Fumie Yatagai, 61, of Japan came to India two years ago to fulfil a dream of 40 years.

Hailing from Saitama, near Tokyo, she completed her early education in Canada. But a traditional upbringing prevented her from pursuing higher education. “At 25 I had to get married to the man my father chose for me,” she said.

When she learnt that her friend had become a professor at the age of 40, she yearned to go to college. “But I had to devote time to raise my family of two children.” It was this desire to study that led her to set up a trust with the money her parents left her.

“As I was the only child I could do what I pleased with the money. I set up an NGO and decided to help poor children complete their school education.” Through the Yatagai Scholarship Fund, she has helped 100 children in India and Nepal complete high school education in the last 15 years. “I believe if a child can complete school then it will find a way to finish college education also.”

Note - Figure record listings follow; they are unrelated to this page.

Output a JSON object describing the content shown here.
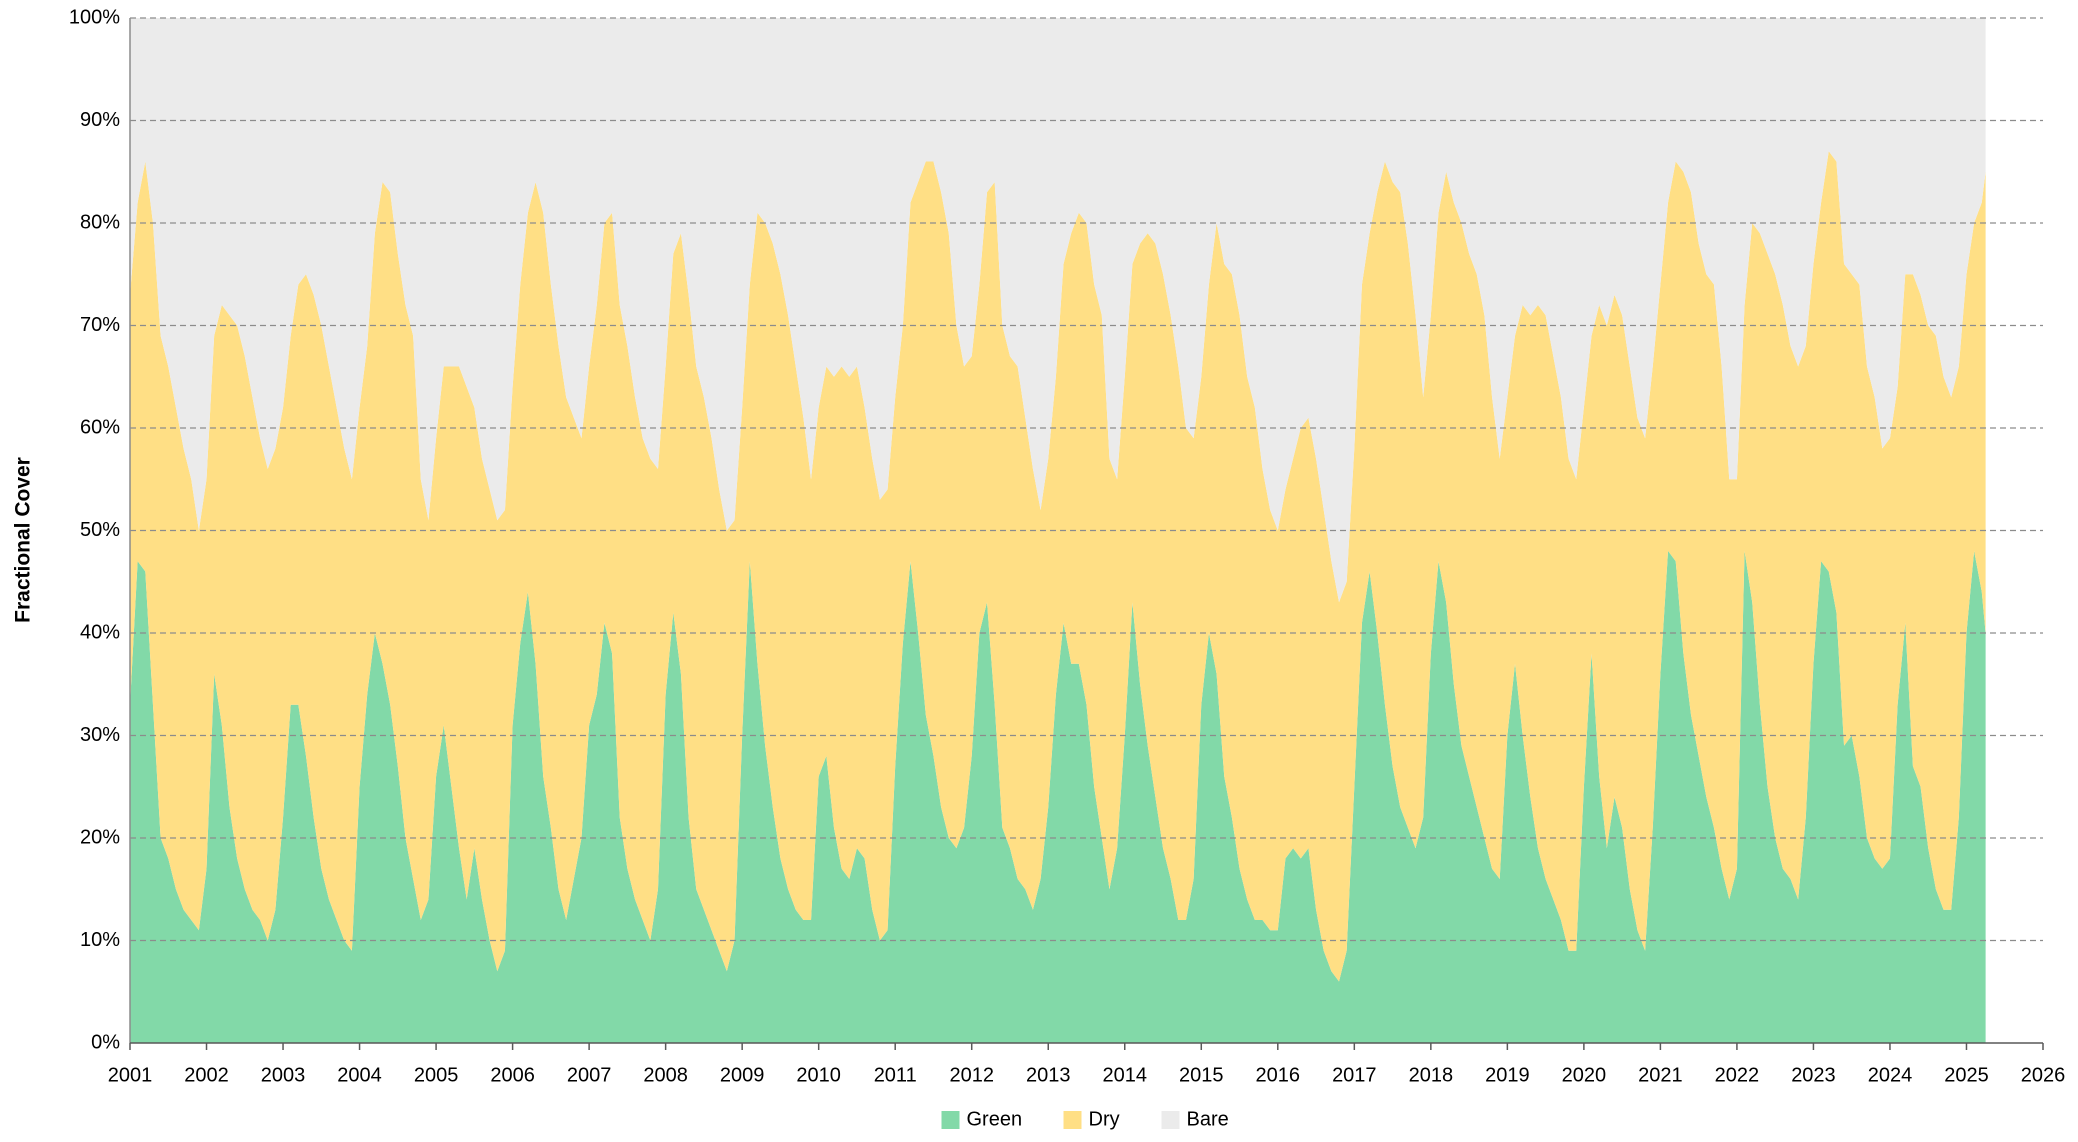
{
  "chart_data": {
    "type": "stacked_area",
    "y_label": "Fractional Cover",
    "x": [
      2001,
      2001.1,
      2001.2,
      2001.3,
      2001.4,
      2001.5,
      2001.6,
      2001.7,
      2001.8,
      2001.9,
      2002,
      2002.1,
      2002.2,
      2002.3,
      2002.4,
      2002.5,
      2002.6,
      2002.7,
      2002.8,
      2002.9,
      2003,
      2003.1,
      2003.2,
      2003.3,
      2003.4,
      2003.5,
      2003.6,
      2003.7,
      2003.8,
      2003.9,
      2004,
      2004.1,
      2004.2,
      2004.3,
      2004.4,
      2004.5,
      2004.6,
      2004.7,
      2004.8,
      2004.9,
      2005,
      2005.1,
      2005.2,
      2005.3,
      2005.4,
      2005.5,
      2005.6,
      2005.7,
      2005.8,
      2005.9,
      2006,
      2006.1,
      2006.2,
      2006.3,
      2006.4,
      2006.5,
      2006.6,
      2006.7,
      2006.8,
      2006.9,
      2007,
      2007.1,
      2007.2,
      2007.3,
      2007.4,
      2007.5,
      2007.6,
      2007.7,
      2007.8,
      2007.9,
      2008,
      2008.1,
      2008.2,
      2008.3,
      2008.4,
      2008.5,
      2008.6,
      2008.7,
      2008.8,
      2008.9,
      2009,
      2009.1,
      2009.2,
      2009.3,
      2009.4,
      2009.5,
      2009.6,
      2009.7,
      2009.8,
      2009.9,
      2010,
      2010.1,
      2010.2,
      2010.3,
      2010.4,
      2010.5,
      2010.6,
      2010.7,
      2010.8,
      2010.9,
      2011,
      2011.1,
      2011.2,
      2011.3,
      2011.4,
      2011.5,
      2011.6,
      2011.7,
      2011.8,
      2011.9,
      2012,
      2012.1,
      2012.2,
      2012.3,
      2012.4,
      2012.5,
      2012.6,
      2012.7,
      2012.8,
      2012.9,
      2013,
      2013.1,
      2013.2,
      2013.3,
      2013.4,
      2013.5,
      2013.6,
      2013.7,
      2013.8,
      2013.9,
      2014,
      2014.1,
      2014.2,
      2014.3,
      2014.4,
      2014.5,
      2014.6,
      2014.7,
      2014.8,
      2014.9,
      2015,
      2015.1,
      2015.2,
      2015.3,
      2015.4,
      2015.5,
      2015.6,
      2015.7,
      2015.8,
      2015.9,
      2016,
      2016.1,
      2016.2,
      2016.3,
      2016.4,
      2016.5,
      2016.6,
      2016.7,
      2016.8,
      2016.9,
      2017,
      2017.1,
      2017.2,
      2017.3,
      2017.4,
      2017.5,
      2017.6,
      2017.7,
      2017.8,
      2017.9,
      2018,
      2018.1,
      2018.2,
      2018.3,
      2018.4,
      2018.5,
      2018.6,
      2018.7,
      2018.8,
      2018.9,
      2019,
      2019.1,
      2019.2,
      2019.3,
      2019.4,
      2019.5,
      2019.6,
      2019.7,
      2019.8,
      2019.9,
      2020,
      2020.1,
      2020.2,
      2020.3,
      2020.4,
      2020.5,
      2020.6,
      2020.7,
      2020.8,
      2020.9,
      2021,
      2021.1,
      2021.2,
      2021.3,
      2021.4,
      2021.5,
      2021.6,
      2021.7,
      2021.8,
      2021.9,
      2022,
      2022.1,
      2022.2,
      2022.3,
      2022.4,
      2022.5,
      2022.6,
      2022.7,
      2022.8,
      2022.9,
      2023,
      2023.1,
      2023.2,
      2023.3,
      2023.4,
      2023.5,
      2023.6,
      2023.7,
      2023.8,
      2023.9,
      2024,
      2024.1,
      2024.2,
      2024.3,
      2024.4,
      2024.5,
      2024.6,
      2024.7,
      2024.8,
      2024.9,
      2025,
      2025.1,
      2025.2,
      2025.25
    ],
    "series": [
      {
        "name": "Green",
        "color": "#82d9a8",
        "values": [
          33,
          47,
          46,
          33,
          20,
          18,
          15,
          13,
          12,
          11,
          17,
          36,
          31,
          23,
          18,
          15,
          13,
          12,
          10,
          13,
          22,
          33,
          33,
          28,
          22,
          17,
          14,
          12,
          10,
          9,
          25,
          34,
          40,
          37,
          33,
          27,
          20,
          16,
          12,
          14,
          26,
          31,
          25,
          19,
          14,
          19,
          14,
          10,
          7,
          9,
          31,
          39,
          44,
          37,
          26,
          21,
          15,
          12,
          16,
          20,
          31,
          34,
          41,
          38,
          22,
          17,
          14,
          12,
          10,
          15,
          34,
          42,
          36,
          22,
          15,
          13,
          11,
          9,
          7,
          10,
          30,
          47,
          37,
          29,
          23,
          18,
          15,
          13,
          12,
          12,
          26,
          28,
          21,
          17,
          16,
          19,
          18,
          13,
          10,
          11,
          27,
          39,
          47,
          40,
          32,
          28,
          23,
          20,
          19,
          21,
          28,
          40,
          43,
          33,
          21,
          19,
          16,
          15,
          13,
          16,
          23,
          34,
          41,
          37,
          37,
          33,
          25,
          20,
          15,
          19,
          30,
          43,
          35,
          29,
          24,
          19,
          16,
          12,
          12,
          16,
          33,
          40,
          36,
          26,
          22,
          17,
          14,
          12,
          12,
          11,
          11,
          18,
          19,
          18,
          19,
          13,
          9,
          7,
          6,
          9,
          25,
          41,
          46,
          40,
          33,
          27,
          23,
          21,
          19,
          22,
          38,
          47,
          43,
          35,
          29,
          26,
          23,
          20,
          17,
          16,
          30,
          37,
          30,
          24,
          19,
          16,
          14,
          12,
          9,
          9,
          25,
          38,
          26,
          19,
          24,
          21,
          15,
          11,
          9,
          21,
          36,
          48,
          47,
          38,
          32,
          28,
          24,
          21,
          17,
          14,
          17,
          48,
          43,
          33,
          25,
          20,
          17,
          16,
          14,
          22,
          37,
          47,
          46,
          42,
          29,
          30,
          26,
          20,
          18,
          17,
          18,
          33,
          41,
          27,
          25,
          19,
          15,
          13,
          13,
          22,
          40,
          48,
          44,
          40
        ]
      },
      {
        "name": "Dry",
        "color": "#ffdf85",
        "values": [
          40,
          35,
          40,
          47,
          49,
          48,
          47,
          45,
          43,
          39,
          38,
          33,
          41,
          48,
          52,
          52,
          50,
          47,
          46,
          45,
          40,
          36,
          41,
          47,
          51,
          53,
          52,
          50,
          48,
          46,
          37,
          34,
          39,
          47,
          50,
          50,
          52,
          53,
          43,
          37,
          33,
          35,
          41,
          47,
          50,
          43,
          43,
          44,
          44,
          43,
          33,
          35,
          37,
          47,
          55,
          53,
          53,
          51,
          45,
          39,
          35,
          38,
          39,
          43,
          50,
          51,
          49,
          47,
          47,
          41,
          32,
          35,
          43,
          51,
          51,
          50,
          48,
          45,
          43,
          41,
          32,
          27,
          44,
          51,
          55,
          57,
          56,
          53,
          49,
          43,
          36,
          38,
          44,
          49,
          49,
          47,
          44,
          44,
          43,
          43,
          36,
          31,
          35,
          44,
          54,
          58,
          60,
          59,
          51,
          45,
          39,
          34,
          40,
          51,
          49,
          48,
          50,
          46,
          43,
          36,
          34,
          31,
          35,
          42,
          44,
          47,
          49,
          51,
          42,
          36,
          35,
          33,
          43,
          50,
          54,
          56,
          55,
          54,
          48,
          43,
          32,
          34,
          44,
          50,
          53,
          54,
          51,
          50,
          44,
          41,
          39,
          36,
          38,
          42,
          42,
          44,
          43,
          40,
          37,
          36,
          33,
          33,
          33,
          43,
          53,
          57,
          60,
          57,
          52,
          41,
          33,
          34,
          42,
          47,
          51,
          51,
          52,
          51,
          46,
          41,
          33,
          32,
          42,
          47,
          53,
          55,
          53,
          51,
          48,
          46,
          37,
          31,
          46,
          51,
          49,
          50,
          51,
          50,
          50,
          45,
          38,
          34,
          39,
          47,
          51,
          50,
          51,
          53,
          49,
          41,
          38,
          24,
          37,
          46,
          52,
          55,
          55,
          52,
          52,
          46,
          39,
          35,
          41,
          44,
          47,
          45,
          48,
          46,
          45,
          41,
          41,
          31,
          34,
          48,
          48,
          51,
          54,
          52,
          50,
          44,
          35,
          32,
          38,
          45
        ]
      },
      {
        "name": "Bare",
        "color": "#ebebeb",
        "values": [
          27,
          18,
          14,
          20,
          31,
          34,
          38,
          42,
          45,
          50,
          45,
          31,
          28,
          29,
          30,
          33,
          37,
          41,
          44,
          42,
          38,
          31,
          26,
          25,
          27,
          30,
          34,
          38,
          42,
          45,
          38,
          32,
          21,
          16,
          17,
          23,
          28,
          31,
          45,
          49,
          41,
          34,
          34,
          34,
          36,
          38,
          43,
          46,
          49,
          48,
          36,
          26,
          19,
          16,
          19,
          26,
          32,
          37,
          39,
          41,
          34,
          28,
          20,
          19,
          28,
          32,
          37,
          41,
          43,
          44,
          34,
          23,
          21,
          27,
          34,
          37,
          41,
          46,
          50,
          49,
          38,
          26,
          19,
          20,
          22,
          25,
          29,
          34,
          39,
          45,
          38,
          34,
          35,
          34,
          35,
          34,
          38,
          43,
          47,
          46,
          37,
          30,
          18,
          16,
          14,
          14,
          17,
          21,
          30,
          34,
          33,
          26,
          17,
          16,
          30,
          33,
          34,
          39,
          44,
          48,
          43,
          35,
          24,
          21,
          19,
          20,
          26,
          29,
          43,
          45,
          35,
          24,
          22,
          21,
          22,
          25,
          29,
          34,
          40,
          41,
          35,
          26,
          20,
          24,
          25,
          29,
          35,
          38,
          44,
          48,
          50,
          46,
          43,
          40,
          39,
          43,
          48,
          53,
          57,
          55,
          42,
          26,
          21,
          17,
          14,
          16,
          17,
          22,
          29,
          37,
          29,
          19,
          15,
          18,
          20,
          23,
          25,
          29,
          37,
          43,
          37,
          31,
          28,
          29,
          28,
          29,
          33,
          37,
          43,
          45,
          38,
          31,
          28,
          30,
          27,
          29,
          34,
          39,
          41,
          34,
          26,
          18,
          14,
          15,
          17,
          22,
          25,
          26,
          34,
          45,
          45,
          28,
          20,
          21,
          23,
          25,
          28,
          32,
          34,
          32,
          24,
          18,
          13,
          14,
          24,
          25,
          26,
          34,
          37,
          42,
          41,
          36,
          25,
          25,
          27,
          30,
          31,
          35,
          37,
          34,
          25,
          20,
          18,
          15
        ]
      }
    ],
    "xlim": [
      2001,
      2026
    ],
    "xticks": [
      2001,
      2002,
      2003,
      2004,
      2005,
      2006,
      2007,
      2008,
      2009,
      2010,
      2011,
      2012,
      2013,
      2014,
      2015,
      2016,
      2017,
      2018,
      2019,
      2020,
      2021,
      2022,
      2023,
      2024,
      2025,
      2026
    ],
    "ylim": [
      0,
      100
    ],
    "yticks": [
      {
        "value": 0,
        "label": "0%"
      },
      {
        "value": 10,
        "label": "10%"
      },
      {
        "value": 20,
        "label": "20%"
      },
      {
        "value": 30,
        "label": "30%"
      },
      {
        "value": 40,
        "label": "40%"
      },
      {
        "value": 50,
        "label": "50%"
      },
      {
        "value": 60,
        "label": "60%"
      },
      {
        "value": 70,
        "label": "70%"
      },
      {
        "value": 80,
        "label": "80%"
      },
      {
        "value": 90,
        "label": "90%"
      },
      {
        "value": 100,
        "label": "100%"
      }
    ],
    "grid": true,
    "legend": "bottom"
  }
}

But she also had a dream, one that she nurtured throughout her married life. “It was my dream as a child to get a Ph.D. But my husband was transferred to work in Fuji Films' factory, far from Tokyo.” At 52, she graduated with M.Sc. in Agriculture but had to move to her husband's ancestral home in the country when he settled after retirement. He belonged to one of the 40 families that trace their lineage to the Samurais.

Five years ago her husband died . An Indian friend suggested that she visit India and helped her find her feet in Chennai. She decided to study at the Madras University. Ms. Yatagai completed her M.Phil in Journalism and has registered for Ph.D. in the Department of Journalism and Mass Communication, University of Madras.

Her thesis is on the well-known filmmaker Yasujiro Ozu whose films are based on the stories of ordinary people that do not feature violence, war or romance.